The Ifugao

The Igorot (or mountain people) inhabit the interior highlands of northern Luzon in the Philippines and may be further subclassified into at least six distinct tribal groups which share many cultural traits. One of these is the Ifugao.  

Ifugao originates from the word “I-pugaw”, which loosely translates into “inhabitants of the earth”.

Ifugao Edged Weapons: Bulul dagger-1, dagger-2, dagger-3, Hinalung dagger, Pinahig

The Ifugaos, immortalized by their magnificent rice terraces, inhabit the rugged terrain of the extensive Cordillera Mountain ranges of Central Northern Luzon. They have developed and maintained a distinct culture which until recently has resisted outside" influences. Until modern times ended their isolation, the only world they knew was their environment of towering mountain ranges, rolling hills, windy plateaus, warm valleys, shallow but swift rivers, dense forests, innumerable rice paddies, and kainginon the mountainsides.  

Despite the ongoing effort by both church and government to assimilate and convert the Ifugao, they have remained remarkably unchanged. The Ifugao, who number approximately 120,000, live in widely scattered groups over some 750 square miles of rugged, precipitous terrain where heavy rainstorms are frequently followed by slides, flash floods and washouts. They are an agrarian people deeply involved with the growing of rice, the ritual and magic which surrounds it, and in maintaining the ways of the revered ancestors.

Bound strongly by family ties and the need to be near their fields, the Ifugao live in small, loosely confederated settlements of identical thatched roofed houses. Many years ago, fierce rivalry and constant inter-valley feuding caused villages to be bunched in relatively inaccessible but easily defended locations.

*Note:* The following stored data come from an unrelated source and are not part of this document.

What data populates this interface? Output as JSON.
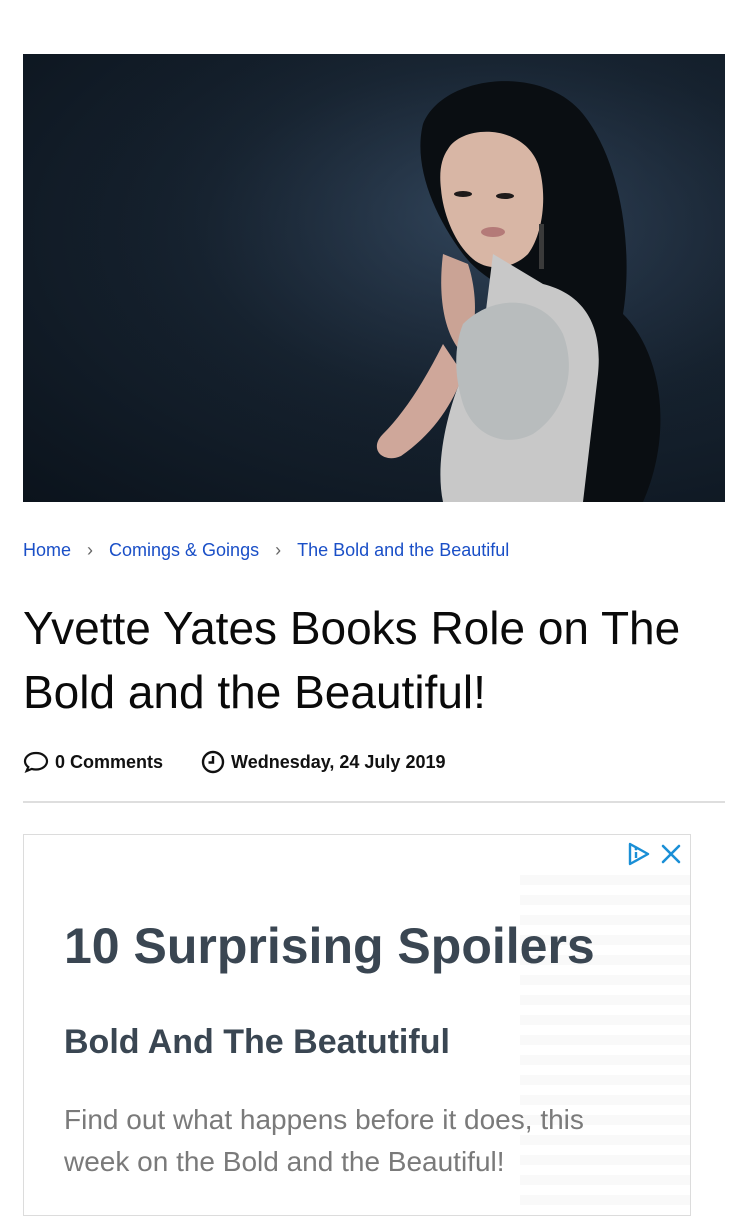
{
  "hero": {
    "image_alt": ""
  },
  "breadcrumb": {
    "items": [
      "Home",
      "Comings & Goings",
      "The Bold and the Beautiful"
    ],
    "separator": "›"
  },
  "article": {
    "title": "Yvette Yates Books Role on The Bold and the Beautiful!",
    "comments": "0 Comments",
    "date": "Wednesday, 24 July 2019"
  },
  "ad": {
    "headline": "10 Surprising Spoilers",
    "subheadline": "Bold And The Beatutiful",
    "body": "Find out what happens before it does, this week on the Bold and the Beautiful!",
    "icons": [
      "adchoices-icon",
      "close-icon"
    ]
  },
  "colors": {
    "link": "#1a4fc7",
    "ad_text": "#3a4652",
    "ad_body": "#7a7a7a",
    "hero_bg": "#16222f"
  }
}
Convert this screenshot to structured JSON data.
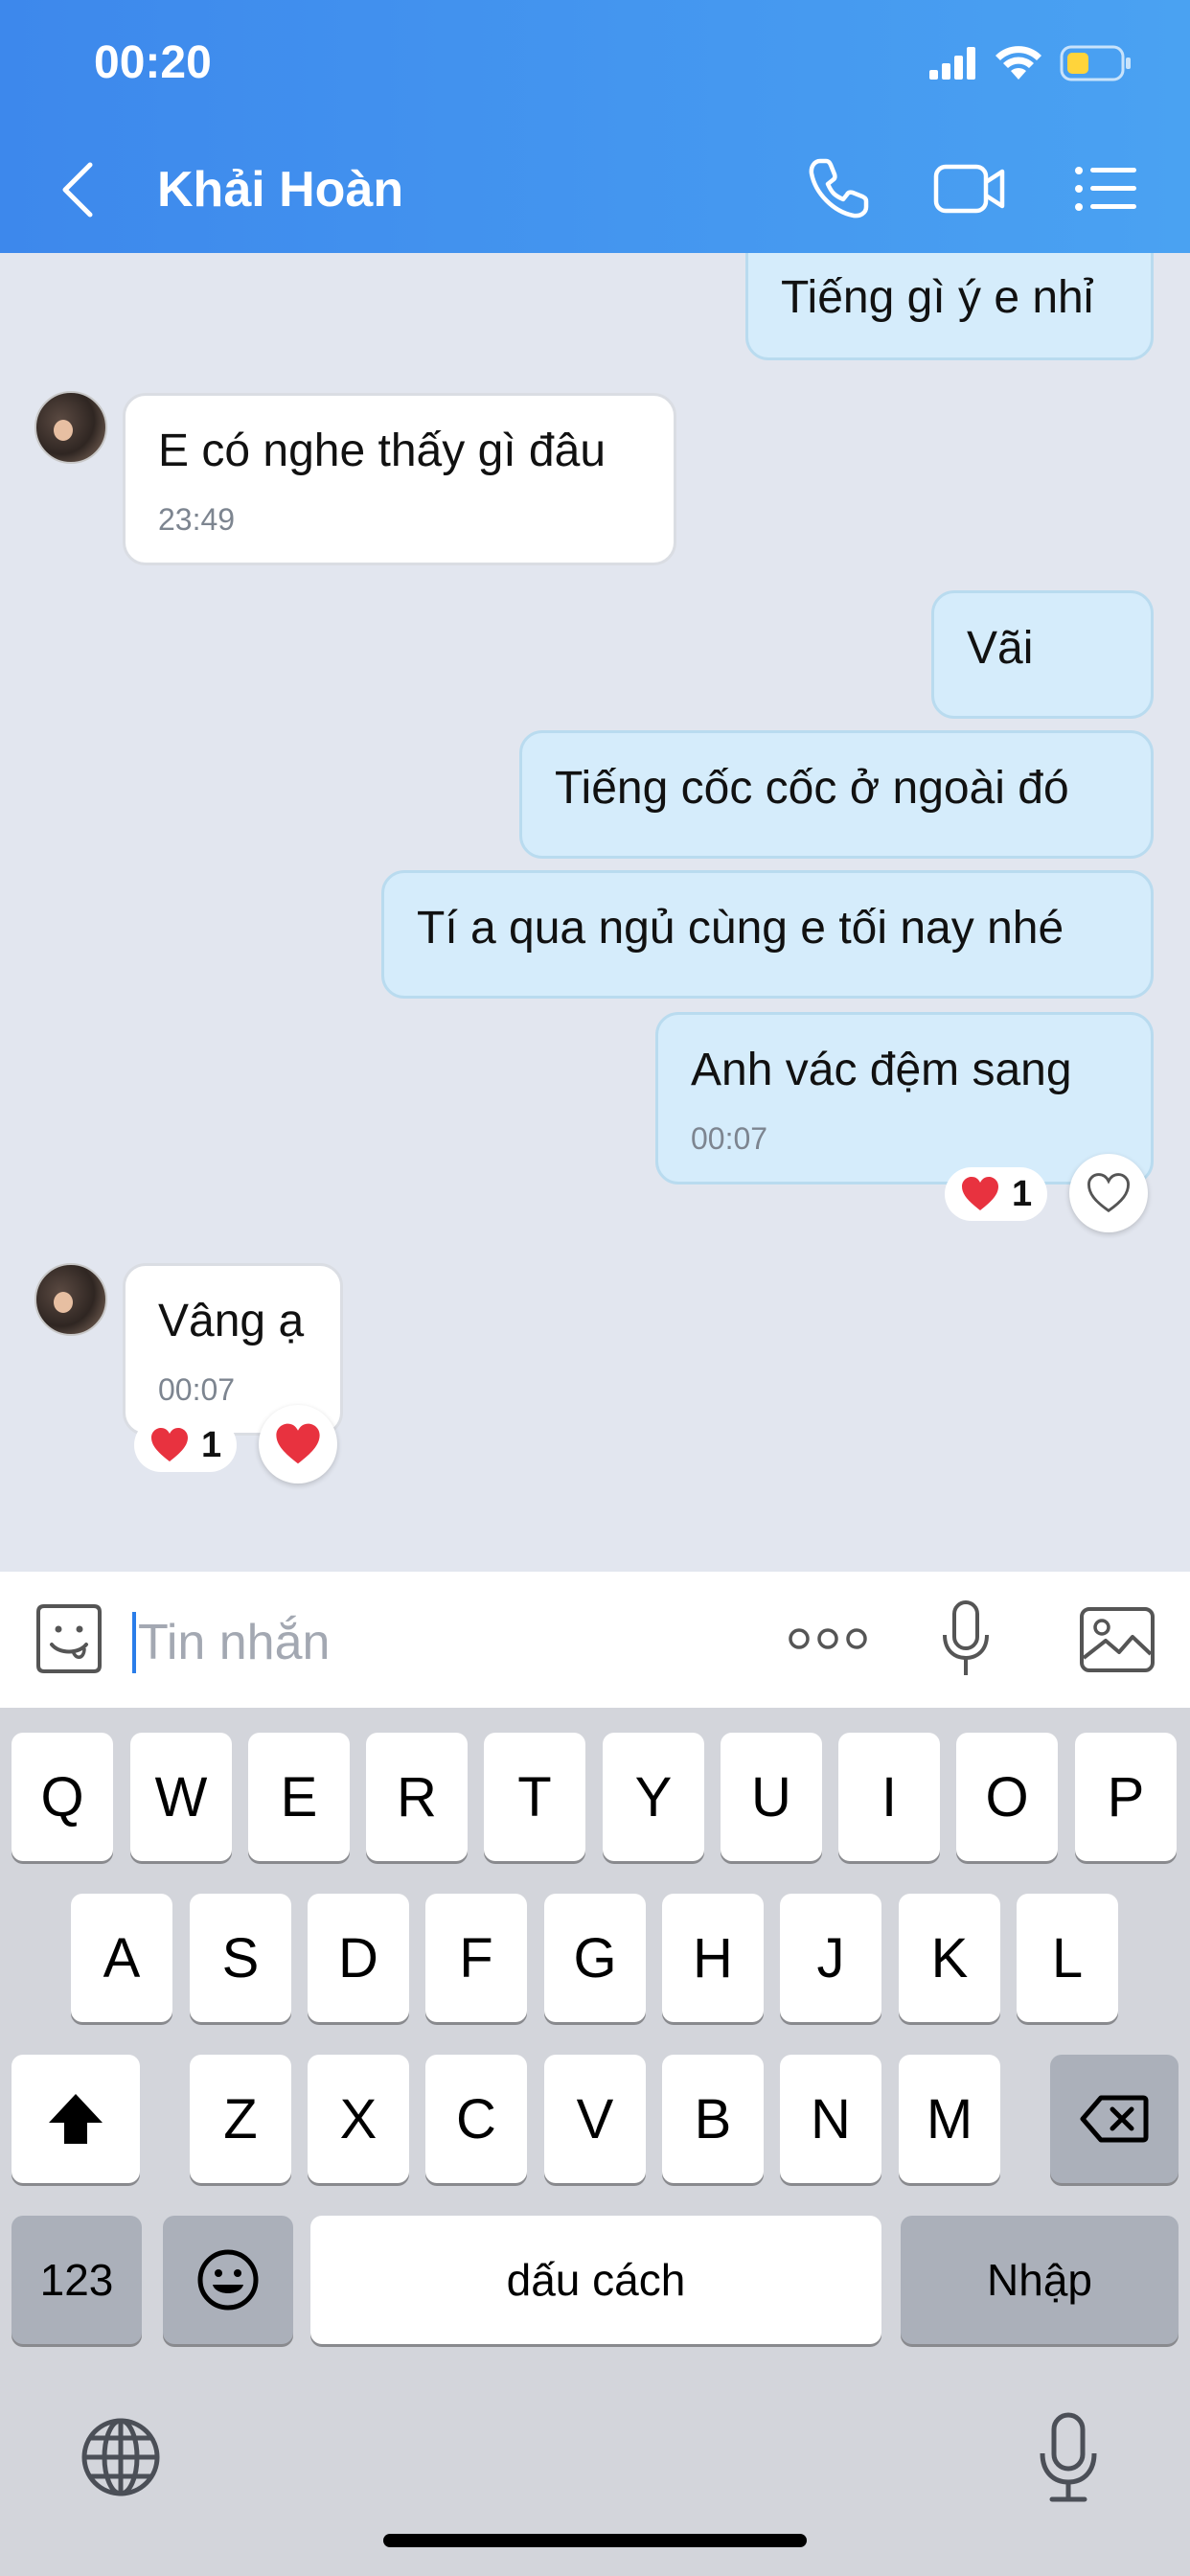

The Igorot are known as fearsome warriors, as the following account attests:


“On the 25th [June 1747], Don Cuarto began the attack, but was soon put out of action himself by two rocks which struck him in the head. Apparently directing the defense forces was a sort of amazon priestess in their midst, naked to the waist, who kept inciting the Ipituys to fever pitch with her shouts and taunting the enemy with her invective and challenging them to shoot her, and although she was a frequent target, no ball found its mark -- a circumstance analyzed in the friar report of the battle as a sure sign of direct covenant with the Devil. The Igorots fought with such fury and war cries they literally foamed at the mouth, causing their enemies to suspect they had chewed some narcotic root to provide a suicidal intoxication."

- WH Scott, The Discovery of the Igorots: Spanish Contacts with the Pagans of Northern Luzon (1974).